My friend Desiree Akhavan is a filmmaker, writer, director and performer with a TV show called The Bisexual that just premiered on Hulu. Her film, The Miseducation of Cameron Post, about a conversion-therapy camp, won Sundance last year. My friend Noah Haidle is a playwright who inspires me endlessly and was in the writers room with me for Kidding.

Story continues below.



MS: If you weren’t you, who and what would you be? Any other fields you’d consider?

HF: I was going to make a joke that I’d probably be dead in the street. But honestly, the only other thing I could see myself doing that would thrill and fulfill me is working with other addicts in recovery. That’s my other big passion and a calling for me. What I spend the most time doing, aside from working in theater and TV, is working with other addicts who want help getting and staying sober. I see something quite related in the two pursuits —  trying to inspire the shift in perspective that can change a life in a small or significant way. I think art can do that.
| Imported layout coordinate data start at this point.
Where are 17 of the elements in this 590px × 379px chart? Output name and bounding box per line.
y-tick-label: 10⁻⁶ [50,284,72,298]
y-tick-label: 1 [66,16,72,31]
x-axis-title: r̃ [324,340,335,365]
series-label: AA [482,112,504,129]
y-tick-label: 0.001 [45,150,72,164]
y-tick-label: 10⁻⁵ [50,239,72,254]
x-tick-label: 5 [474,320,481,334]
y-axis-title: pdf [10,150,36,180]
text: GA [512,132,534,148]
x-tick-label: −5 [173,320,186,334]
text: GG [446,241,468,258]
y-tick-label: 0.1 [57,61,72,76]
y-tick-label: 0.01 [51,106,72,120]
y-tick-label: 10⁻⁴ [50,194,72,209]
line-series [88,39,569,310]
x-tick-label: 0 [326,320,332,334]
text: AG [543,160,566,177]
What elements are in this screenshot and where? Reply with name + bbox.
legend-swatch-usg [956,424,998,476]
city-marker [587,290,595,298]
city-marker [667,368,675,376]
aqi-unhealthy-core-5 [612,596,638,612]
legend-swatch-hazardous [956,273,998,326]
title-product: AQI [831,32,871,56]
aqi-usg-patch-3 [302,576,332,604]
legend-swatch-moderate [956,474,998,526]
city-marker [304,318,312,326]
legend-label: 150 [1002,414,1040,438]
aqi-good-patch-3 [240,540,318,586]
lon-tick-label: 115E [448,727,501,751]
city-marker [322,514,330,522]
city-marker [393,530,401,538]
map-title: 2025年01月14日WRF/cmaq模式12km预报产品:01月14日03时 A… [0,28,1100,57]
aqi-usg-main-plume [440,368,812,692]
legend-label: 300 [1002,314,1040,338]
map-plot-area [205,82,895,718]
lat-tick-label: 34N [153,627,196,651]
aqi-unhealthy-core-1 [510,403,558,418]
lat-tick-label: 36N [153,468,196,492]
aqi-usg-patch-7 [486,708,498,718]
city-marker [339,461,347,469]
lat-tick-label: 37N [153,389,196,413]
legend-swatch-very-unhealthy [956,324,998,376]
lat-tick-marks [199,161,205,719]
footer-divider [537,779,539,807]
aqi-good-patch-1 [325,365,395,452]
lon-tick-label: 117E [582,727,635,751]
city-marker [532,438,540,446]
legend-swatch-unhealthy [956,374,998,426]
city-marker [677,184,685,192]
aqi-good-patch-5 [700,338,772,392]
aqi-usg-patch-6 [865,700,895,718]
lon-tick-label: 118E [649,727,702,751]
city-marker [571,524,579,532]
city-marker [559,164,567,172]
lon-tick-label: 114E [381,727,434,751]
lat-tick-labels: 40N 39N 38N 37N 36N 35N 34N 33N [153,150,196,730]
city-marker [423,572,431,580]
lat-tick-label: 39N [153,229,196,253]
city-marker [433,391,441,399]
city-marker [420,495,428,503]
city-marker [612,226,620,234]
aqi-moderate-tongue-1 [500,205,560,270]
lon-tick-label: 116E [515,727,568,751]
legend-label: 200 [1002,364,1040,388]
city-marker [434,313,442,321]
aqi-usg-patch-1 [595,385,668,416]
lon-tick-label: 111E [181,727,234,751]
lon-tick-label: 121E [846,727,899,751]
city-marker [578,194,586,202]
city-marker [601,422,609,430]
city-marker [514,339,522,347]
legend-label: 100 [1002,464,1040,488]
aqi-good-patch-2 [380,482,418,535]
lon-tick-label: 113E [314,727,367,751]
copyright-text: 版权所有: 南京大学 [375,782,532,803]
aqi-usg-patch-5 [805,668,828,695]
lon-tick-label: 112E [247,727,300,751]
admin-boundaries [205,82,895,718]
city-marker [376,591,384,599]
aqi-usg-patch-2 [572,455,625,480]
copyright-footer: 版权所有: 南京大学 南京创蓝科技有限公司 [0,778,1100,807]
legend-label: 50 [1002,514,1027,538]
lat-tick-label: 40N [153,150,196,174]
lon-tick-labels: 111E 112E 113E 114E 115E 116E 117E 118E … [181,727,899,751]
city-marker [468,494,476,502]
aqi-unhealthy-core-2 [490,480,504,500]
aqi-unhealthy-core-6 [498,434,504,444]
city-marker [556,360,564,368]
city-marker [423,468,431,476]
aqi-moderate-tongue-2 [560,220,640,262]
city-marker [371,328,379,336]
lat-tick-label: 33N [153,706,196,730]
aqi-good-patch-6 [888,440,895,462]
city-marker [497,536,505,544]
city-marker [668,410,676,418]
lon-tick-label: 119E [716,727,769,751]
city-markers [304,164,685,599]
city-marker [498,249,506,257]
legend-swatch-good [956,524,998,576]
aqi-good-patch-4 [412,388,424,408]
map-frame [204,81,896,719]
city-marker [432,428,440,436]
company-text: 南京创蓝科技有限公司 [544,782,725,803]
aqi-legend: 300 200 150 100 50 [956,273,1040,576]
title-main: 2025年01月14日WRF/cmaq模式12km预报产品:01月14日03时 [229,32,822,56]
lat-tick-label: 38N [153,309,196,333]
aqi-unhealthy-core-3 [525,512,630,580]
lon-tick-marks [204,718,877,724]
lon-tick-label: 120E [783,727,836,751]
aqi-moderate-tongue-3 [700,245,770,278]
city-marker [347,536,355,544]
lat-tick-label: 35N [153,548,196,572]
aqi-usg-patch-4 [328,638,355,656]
And I think working with addicts in recovery can do that.

MS: Given your talents and passions, what do you suppose may be your legacy?
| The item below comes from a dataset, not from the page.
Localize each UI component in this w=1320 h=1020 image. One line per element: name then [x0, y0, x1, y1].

HF: I heard a friend who I really admire say a couple of years ago that she wanted to leave this world having helped as many people as she could. I was chagrined to hear her say that at the time because that wasn’t my priority. I thought I was supposed to leave this world getting things and looking good! Then I thought, helping people, that is probably what I should be focusing on, so I tried to shift my attention to that.

A few years ago I was acting in my play, A Funny Thing Happened on the Way to the Gynecologic Oncology Unit at Memorial Sloan Kettering Cancer Center of New York City at the Geffen in LA. Beth Behrs played the same role in the 2016 MCC premiere production. I finally had the gumption to try it in LA as a kind of tryout for my appearance in The Pain of My Belligerence. A friend told me to think of this as a way to be useful and to help people, not about looking good or getting anything. This took all the pressure off, and I was much more aware of the ways to do that and was more open to hearing feedback. The show is about a fractured relationship between a mother and daughter that begins to heal by the end of the play, and people said to me or to friends after seeing the show that they were going to call their mom or take her to lunch. Hearing something like that made me want to burst into tears. The 2013 movie that I made with my friend Ryan Spahn, and his partner Michael Urie, had a similar effect on some people. One person told me, “I have 32 days sober and this gave me the courage I need to keep trying to stay sober a day at a time.”

I feel art has the power to entertain but also change lives in small and substantial ways. I want to try to help people through art and all my actions. I am passionate about telling women’s stories as honestly as I can, to explore what it means to be a woman in all its grandeur and darkness and complexity.